Shareholder returns for CP1 VCT PLC (previously Murray VCT PLC) and CP2 VCT PLC (previously Murray VCT 2 PLC) (unaudited)
Proforma (i) Murray VCT PLC | Proforma (i) Murray VCT 2 PLC | |
(pence per share) | (pence per share) | |
Shareholder return from launch to April 2005 (date that Albion Ventures was appointed investment manager): | ||
Total dividends paid to 6 April 2005 (ii) | 30.36 | 30.91 |
Decrease in net asset value | (69.90) | (64.50) |
Total shareholder return to 6 April 2005 | (39.54) | (33.59) |
Shareholder return from April 2005 to 31 December 2013: | ||
Total dividends paid | 14.90 | 17.63 |
Decrease in net asset value | (7.22) | (8.14) |
Total shareholder return from April 2005 to 31 December 2013 | 7.68 | 9.49 |
Shareholder value since launch: | ||
Total dividends paid to 31 December 2013 (ii) | 45.26 | 48.54 |
Net asset value as at 31 December 2013 | 22.88 | 27.36 |
Total shareholder value as at 31 December 2013 | 68.14 | 75.90 |
Current dividend objective: | ||
Pence per share (per annum) | 1.78 | 2.13 |
Percentage yield on net asset value as at 31 December 2013 | 7.8% | 7.8% |
Notes
The proforma shareholder returns presented above are based on the dividends paid to shareholders before the merger and the pro-rata net asset value per share and pro-rata dividends per share paid to 31 December 2013 since the merger.
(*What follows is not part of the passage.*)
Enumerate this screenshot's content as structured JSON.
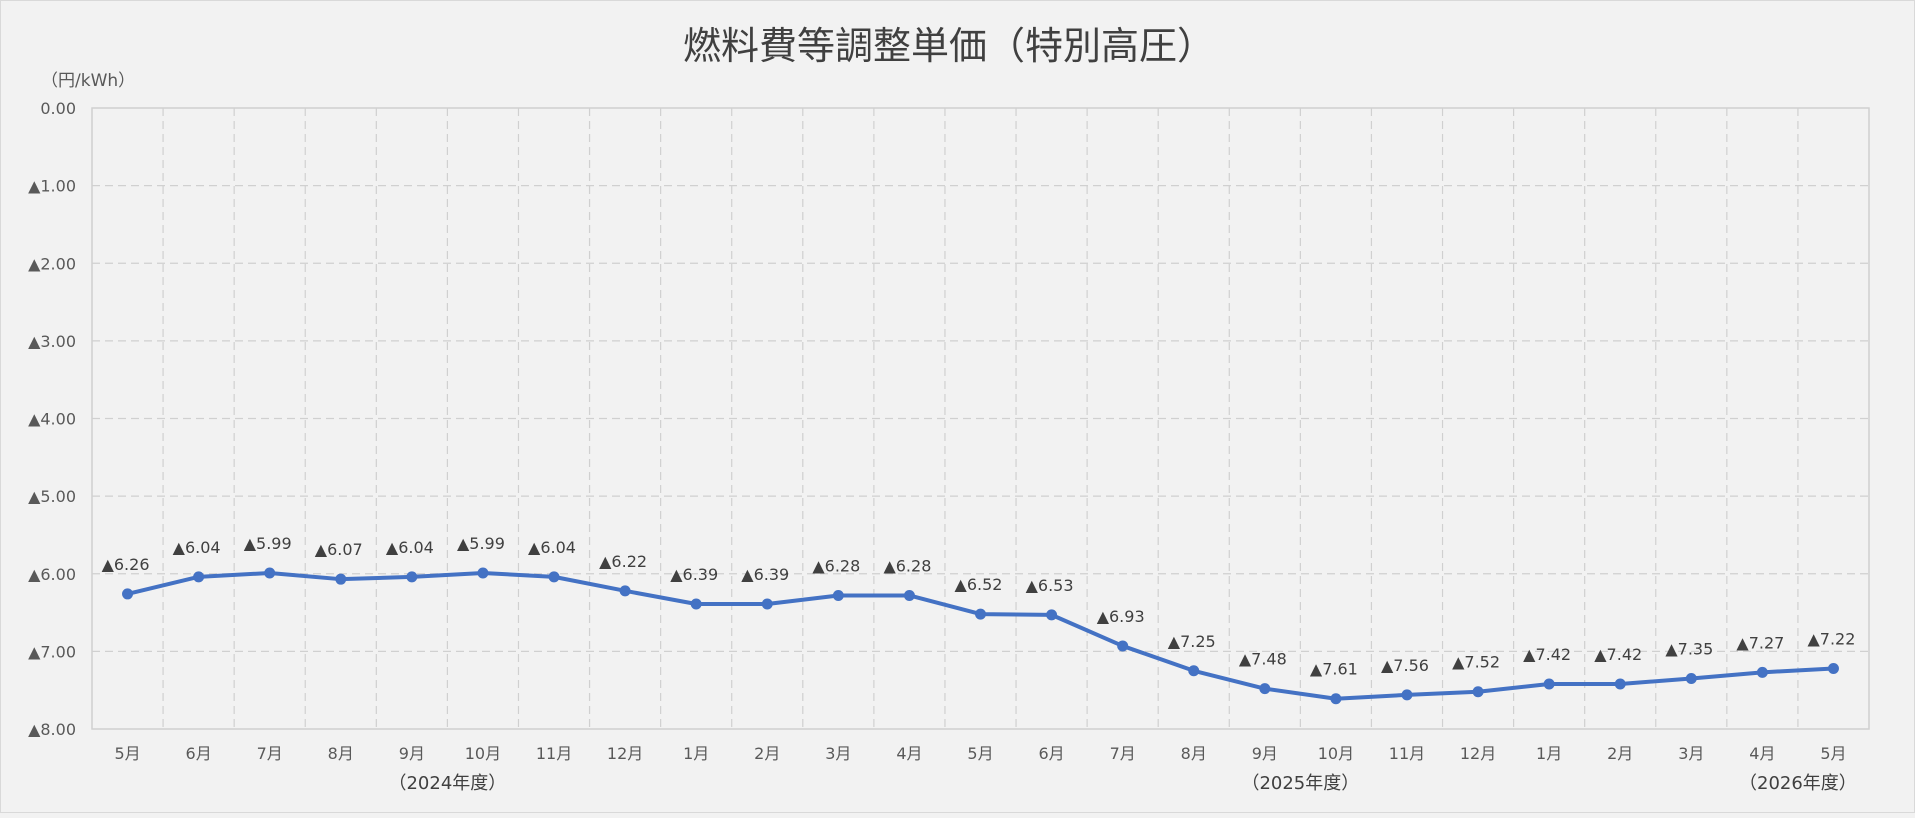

This pro-forma is based upon the proportion of shares received by Murray VCT PLC (now renamed CP1 VCT PLC) and Murray VCT 2 PLC (now renamed CP2 VCT PLC) shareholders at the time of the merger with Crown Place VCT PLC on 13 January 2006.
Prior to 6 April 1999, venture capital trusts were able to add 20% to dividends and figures for the period up until 6 April 1999 are included at the gross equivalent rate actually paid to shareholders.